She was at the back dry erase board, intently reviewing the endings for seven different Spanish verb tenses. It was a crazy hard test I was about to administer.
“I studied these for three hours last night,” she said.
“Wow, I’m really proud of you for putting in the work to learn these,” I said.
“Thank you,” she said.
Then we talked about how learning comes quickly for some but takes a lot more effort for others. It doesn’t come easily for her, and I praised her for sticking with it until she felt confident about the verb endings, even though she was worn out.
Working Hard is Good
A few years ago, I would have been devastated by the news that a student had worked that hard for a test in my class, but I’ve since come to grips with the fact that school is hard. Learning is hard. Acquiring a new language is hard. It requires intense labor, and there’s no short cut.
Yesterday someone said to me that I looked really tired at a meeting the night before. She expressed concern that I was going to get burned out in a new endeavor at church and that I needed to take care of myself. It was a fair observation, and I appreciated the concern.
But the Lord had been talking to me, for a few months, making it clear to me that I was starting something new and it was going to require long hours, sweat, and personal sacrifice but that he was going to be with me. He promised to give me what I would need for the task he had put in front of me.

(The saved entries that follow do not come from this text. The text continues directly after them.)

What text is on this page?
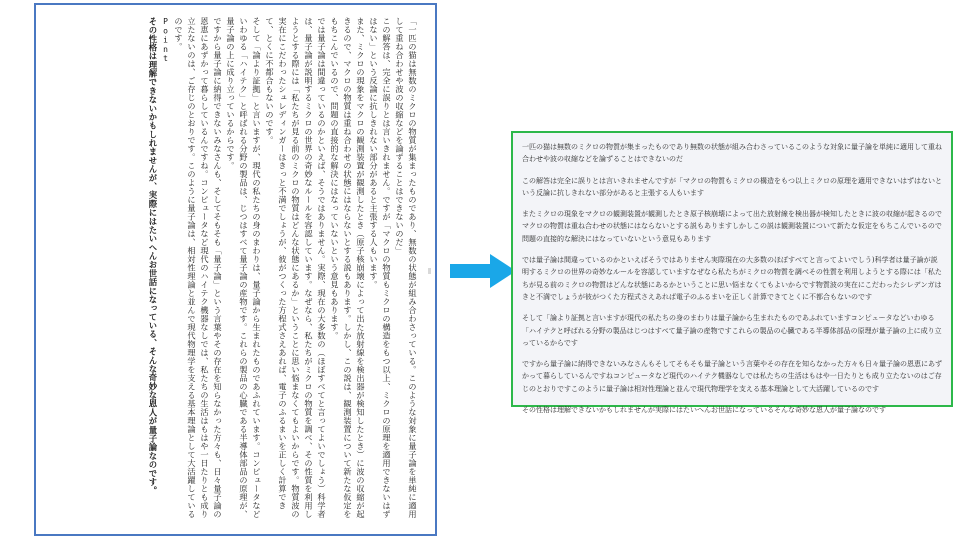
「一匹の猫は無数のミクロの物質が集まったものであり、無数の状態が組み合わさっている。このような対象に量子論を単純に適用して重ね合わせや波の収縮などを論ずることはできないのだ」

この解答は、完全に誤りとは言いきれません。ですが「マクロの物質もミクロの構造をもつ以上、ミクロの原理を適用できないはずはない」という反論に抗しきれない部分があると主張する人もいます。

また、ミクロの現象をマクロの観測装置が観測したとき（原子核崩壊によって出た放射線を検出器が検知したとき）に波の収縮が起きるので、マクロの物質は重ね合わせの状態にはならないとする説もあります。しかし、この説は、観測装置について新たな仮定をもちこんでいるので、問題の直接的な解決にはなっていないという意見もあります。

では量子論は間違っているのかといえば、そうではありません。実際、現在の大多数の（ほぼすべてと言ってよいでしょう）科学者は、量子論が説明するミクロの世界の奇妙なルールを容認しています。なぜなら、私たちがミクロの物質を調べ、その性質を利用しようとする際には「私たちが見る前のミクロの物質はどんな状態にあるか」ということに思い悩まなくてもよいからです。物質波の実在にこだわったシュレディンガーはきっと不満でしょうが、彼がつくった方程式さえあれば、電子のふるまいを正しく計算できて、とくに不都合もないのです。

そして「論より証拠」と言いますが、現代の私たちの身のまわりは、量子論から生まれたものであふれています。コンピュータなどいわゆる「ハイテク」と呼ばれる分野の製品は、じつはすべて量子論の産物です。これらの製品の心臓である半導体部品の原理が、量子論の上に成り立っているからです。

ですから量子論に納得できないみなさんも、そしてそもそも「量子論」という言葉やその存在を知らなかった方々も、日々量子論の恩恵にあずかって暮らしているんですね。コンピュータなど現代のハイテク機器なしでは、私たちの生活はもはや一日たりとも成り立たないのは、ご存じのとおりです。このように量子論は、相対性理論と並んで現代物理学を支える基本理論として大活躍しているのです。

Point

その性格は理解できないかもしれませんが、実際にはたいへんお世話になっている、そんな奇妙な恩人が量子論なのです。	一匹の猫は無数のミクロの物質が集まったものであり無数の状態が組み合わさっているこのような対象に量子論を単純に適用して重ね合わせや波の収縮などを論ずることはできないのだ

この解答は完全に誤りとは言いきれませんですが「マクロの物質もミクロの構造をもつ以上ミクロの原理を適用できないはずはないという反論に抗しきれない部分があると主張する人もいます

またミクロの現象をマクロの観測装置が観測したとき原子核崩壊によって出た放射線を検出器が検知したときに波の収縮が起きるのでマクロの物質は重ね合わせの状態にはならないとする説もありますしかしこの説は観測装置について新たな仮定をもちこんでいるので問題の直接的な解決にはなっていないという意見もあります

では量子論は間違っているのかといえばそうではありません実際現在の大多数のほぼすべてと言ってよいでしう)科学者は量子論が説明するミクロの世界の奇妙なルールを容認していますなぜなら私たちがミクロの物質を調べその性質を利用しようとする際には「私たちが見る前のミクロの物質はどんな状態にあるかということに思い悩まなくてもよいからです物質波の実在にこだわったシレデンガはきと不満でしょうが彼がつくた方程式さえあれば電子のふるまいを正しく計算できてとくに不都合もないのです

そして「論より証拠と言いますが現代の私たちの身のまわりは量子論から生まれたものであふれていますコンピュータなどいわゆる「ハイテクと呼ばれる分野の製品はじつはすべて量子論の産物ですこれらの製品の心臓である半導体部品の原理が量子論の上に成り立っているからです

ですから量子論に納得できないみなさんもそしてそもそも量子論という言葉やその存在を知らなかった方々も日々量子論の恩恵にあずかって暮らしているんですねコンピュータなど現代のハイテク機器なしでは私たちの生活はもはや一日たりとも成り立たないのはご存じのとおりですこのように量子論は相対性理論と並んで現代物理学を支える基本理論として大活躍しているのです

その性格は理解できないかもしれませんが実際にはたいへんお世話になっているそんな奇妙な恩人が量子論なのです
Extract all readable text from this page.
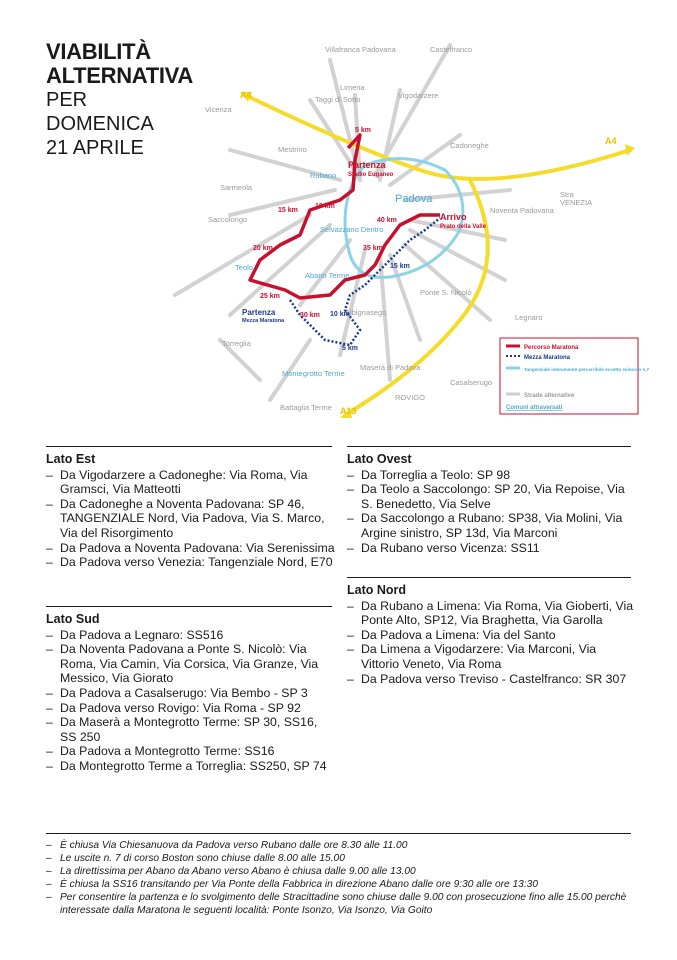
VIABILITÀ
ALTERNATIVA
PER
DOMENICA
21 APRILE
Villafranca Padovana	Castelfranco
Limena
Vigodarzere
Vicenza
Taggi di Sotto
Mestrino	Cadoneghe
Stra
VENEZIA
Rubano
Sarmeola
Padova
Saccolongo
Selvazzano Dentro
Noventa Padovana
Teolo
Abano Terme
Ponte S. Nicolò
Legnaro
Albignasego
Torreglia
Montegrotto Terme
Maserà di Padova
Casalserugo
Battaglia Terme
ROVIGO
A4
A4
A13
Partenza
Stadio Euganeo
Arrivo
Prato della Valle
Partenza
Mezza Maratona
5 km
10 km
15 km
20 km
25 km
30 km
35 km
40 km
5 km
10 km
15 km
Percorso Maratona
Mezza Maratona
Tangenziale interamente percorribile eccetto svincolo n.7
Strade alternative
Comuni attraversati
Lato Est
– Da Vigodarzere a Cadoneghe: Via Roma, Via Gramsci, Via Matteotti
– Da Cadoneghe a Noventa Padovana: SP 46, TANGENZIALE Nord, Via Padova, Via S. Marco, Via del Risorgimento
– Da Padova a Noventa Padovana: Via Serenissima
– Da Padova verso Venezia: Tangenziale Nord, E70
Lato Sud
– Da Padova a Legnaro: SS516
– Da Noventa Padovana a Ponte S. Nicolò: Via Roma, Via Camin, Via Corsica, Via Granze, Via Messico, Via Giorato
– Da Padova a Casalserugo: Via Bembo - SP 3
– Da Padova verso Rovigo: Via Roma - SP 92
– Da Maserà a Montegrotto Terme: SP 30, SS16, SS 250
– Da Padova a Montegrotto Terme: SS16
– Da Montegrotto Terme a Torreglia: SS250, SP 74
Lato Ovest
– Da Torreglia a Teolo: SP 98
– Da Teolo a Saccolongo: SP 20, Via Repoise, Via S. Benedetto, Via Selve
– Da Saccolongo a Rubano: SP38, Via Molini, Via Argine sinistro, SP 13d, Via Marconi
– Da Rubano verso Vicenza: SS11
Lato Nord
– Da Rubano a Limena: Via Roma, Via Gioberti, Via Ponte Alto, SP12, Via Braghetta, Via Garolla
– Da Padova a Limena: Via del Santo
– Da Limena a Vigodarzere: Via Marconi, Via Vittorio Veneto, Via Roma
– Da Padova verso Treviso - Castelfranco: SR 307
– È chiusa Via Chiesanuova da Padova verso Rubano dalle ore 8.30 alle 11.00
– Le uscite n. 7 di corso Boston sono chiuse dalle 8.00 alle 15.00
– La direttissima per Abano da Abano verso Abano è chiusa dalle 9.00 alle 13.00
– È chiusa la SS16 transitando per Via Ponte della Fabbrica in direzione Abano dalle ore 9:30 alle ore 13:30
– Per consentire la partenza e lo svolgimento delle Stracittadine sono chiuse dalle 9.00 con prosecuzione fino alle 15.00 perchè interessate dalla Maratona le seguenti località: Ponte Isonzo, Via Isonzo, Via Goito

Burned Out VS Tuckered Out
So let’s talk about being burned out versus being tuckered out, because there is a difference. I’ve experienced both and know what I’m talking about. If you can discern between the two, it will help you live better.
Being burned out is when you carelessly say yes to activities without talking to God about them. It’s fueled by following cultural expectations or the expectations of others in your family or church or friend group, instead of following the Lord’s guidance for your life. It looks like the mom who feels like she has to throw extravagant birthday parties and have her kids involved in sports and dance and private music lessons. It can look like a woman who’s teaching a Sunday School class because someone guilted her into it. Or the woman who sets impossible standards for herself around decorating or holiday preparation or crafting fun for her children.
Tuckered out, however, is when you do the work God has put in front of you, and at the end of the day, your feet hurt and your brain feels like it might explode.
Tuckered out comes from saying, “Yes, Lord” when he asks you to do something. Yes to putting in the 24/7 of being a mom and to being a help to your husband. Yes to serving in your church or community where he asks you to serve. Tuckered out comes with something that burnout doesn’t offer: joy.
When you’re doing what you know God has shaped you to do, there is joy in pleasing the King –joy that might require a foot rub or a hot soak in the tub come bedtime. But a joy that makes all the hard work worth it.
Working in God’s Will
Right now, my new endeavor at church is without a doubt something God has asked me to do, and it is seriously hard. It’s adding probably 8-10 hours per week of work to my life, including more meetings, a lot of planning, and increased communication with more people. But I’m in the sweet spot of God’s will, and it’s okay for me to put my hands to the plow and work up a sweat.
My soul is most alive in my obedience to God and this joy shadows fatigue.
So right now, at the beginning of the new year, get a piece of paper and draw a line down the middle. Make one column that says “Activities by God’s design for my life” and one that says “Activities by the world’s design for my life.”
List each of your commitments in the appropriate column and then pray. (Have you prayed about these before? Asking God what he wants you to do? What’s important to him?) Be ready to start whittling away any activities that aren’t designed by God for you. You’ll still be working hard because that’s what good women do. See if your joy doesn’t increase when your activities come from a loving Father instead of a demanding culture.